In either case, specifying the source authority isn't sufficient information to determine if the if the value of the term dcterms:license is in the bdq:sourceAuthority;

chicoreus commented 6 months ago

Propose we change the source authority to:

bdq:sourceAuthority default = "Creative Commons 4.0 Licenses or CC0 " {[https://creativecommons.org/]} { Regular Expression [ (http(s){0,1}://creativecommons.org/licenses/(by|by-sa|by-nc|by-nc-sa|by-nd|by-nc-nd)/4.0/((deed|legalcode)(.(id|eu|da|de|en|es|fr|fy|hr|it|lv|lt|mi|ni|no|pl|pt|ro|si|fi|sv|tr|cs|el|ru|uk|ar|jp|zh-hans|zh-hant|ko)){0,1})|(http(s){0,1}://creativecommons.org/publicdomain/zero/1.0/((deed|legalcode)(.(id|eu|da|de|en|es|fr|fy|hr|it|lv|lt|ni|no|pl|pt|ro|si|fi|sv|tr|cs|el|ru|uk|ar|jp|zh-hans|zh-hant|ko)){0,1}) ]}

Haven't confirmed that this regex syntax is correct, but should be close, also need to doublecheck language list for public domain dedication. Will need to be more complex to be robust, as deed.mi doesn't exist yet, but legalcode.mi does.

All of deed, legalcode, no ending are valid, with the canonical form of the license IRI having nothing after the version number.

Only some two letter language codes have translations, and some translations are identified by a longer string than the two letter language code. Errors in the language code, or specifying a language code for which a translation doesn't exist returns a 404 error instead of redirecting to the more general license IRI.

chicoreus commented 6 months ago

Syntax corrected regex:

^(http(s){0,1}:\/\/creativecommons.org\/licenses\/(by|by-sa|by-nc|by-nc-sa|by-nd|by-nc-nd)\/4.0\/((deed|legalcode)(.(id|eu|da|de|en|es|fr|fy|hr|it|lv|lt|mi|ni|no|pl|pt|ro|si|fi|sv|tr|cs|el|ru|uk|ar|jp|zh-hans|zh-hant|ko)){0,1})|(http(s){0,1}:\/\/creativecommons.org\/publicdomain\/zero\/1.0\/((deed|legalcode)(.(id|eu|da|de|en|es|fr|fy|hr|it|lv|lt|ni|no|pl|pt|ro|si|fi|sv|tr|cs|el|ru|uk|ar|jp|zh-hans|zh-hant|ko)){0,1})))$

ArthurChapman commented 6 months ago

That looks like a solution!

ArthurChapman commented 6 months ago

Your other explanation would be good to put in the Notes.
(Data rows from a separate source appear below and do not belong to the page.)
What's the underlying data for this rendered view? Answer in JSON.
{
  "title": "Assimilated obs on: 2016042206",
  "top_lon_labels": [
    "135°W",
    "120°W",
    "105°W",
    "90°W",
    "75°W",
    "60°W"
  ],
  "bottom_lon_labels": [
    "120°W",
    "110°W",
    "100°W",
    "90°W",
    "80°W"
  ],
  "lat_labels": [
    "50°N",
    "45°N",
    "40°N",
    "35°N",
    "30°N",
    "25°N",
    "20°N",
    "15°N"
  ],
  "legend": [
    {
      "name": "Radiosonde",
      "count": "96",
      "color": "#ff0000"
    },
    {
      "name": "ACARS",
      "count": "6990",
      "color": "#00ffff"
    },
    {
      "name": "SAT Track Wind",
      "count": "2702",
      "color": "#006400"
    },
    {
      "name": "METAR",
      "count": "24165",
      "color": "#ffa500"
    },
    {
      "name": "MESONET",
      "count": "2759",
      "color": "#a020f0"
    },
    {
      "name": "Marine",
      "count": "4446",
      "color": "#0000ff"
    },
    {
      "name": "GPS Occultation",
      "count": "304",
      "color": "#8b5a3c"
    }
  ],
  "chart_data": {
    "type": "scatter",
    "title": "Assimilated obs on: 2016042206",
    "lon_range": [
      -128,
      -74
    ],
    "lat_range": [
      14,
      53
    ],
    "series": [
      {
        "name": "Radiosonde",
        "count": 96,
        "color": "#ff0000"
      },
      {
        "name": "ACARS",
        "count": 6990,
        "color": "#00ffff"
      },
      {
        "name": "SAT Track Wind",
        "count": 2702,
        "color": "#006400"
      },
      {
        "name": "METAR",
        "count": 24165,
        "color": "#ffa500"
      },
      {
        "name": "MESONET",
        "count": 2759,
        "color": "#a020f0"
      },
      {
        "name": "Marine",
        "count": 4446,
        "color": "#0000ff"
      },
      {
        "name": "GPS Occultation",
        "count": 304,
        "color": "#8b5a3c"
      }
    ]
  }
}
chicoreus commented 6 months ago

Regex still not quite right. This one tested and works:

^(http(s){0,1}://creativecommons[.]org/licenses/(by|by-sa|by-nc|by-nc-sa|by-nd|by-nc-nd)/4[.]0/((deed|legalcode)(.){0,1}){0,1})|(http(s){0,1}://creativecommons[.]org/publicdomain/zero/1[.]0/((deed|legalcode)(.){0,1}){0,1})$

chicoreus commented 6 months ago

@ArthurChapman added the substance of the comment above to the notes.

Tasilee commented 5 months ago

Thanks @ArthurChapman. @chicoreus : How can you render the "|"s in the regular expression into a form acceptable to the github table format? I've tried to add the Source Authority as specified.

ArthurChapman commented 5 months ago

To include a pipe in Markdown text -use "\|"

Tasilee commented 5 months ago

Thanks @ArthurChapman - done I hope.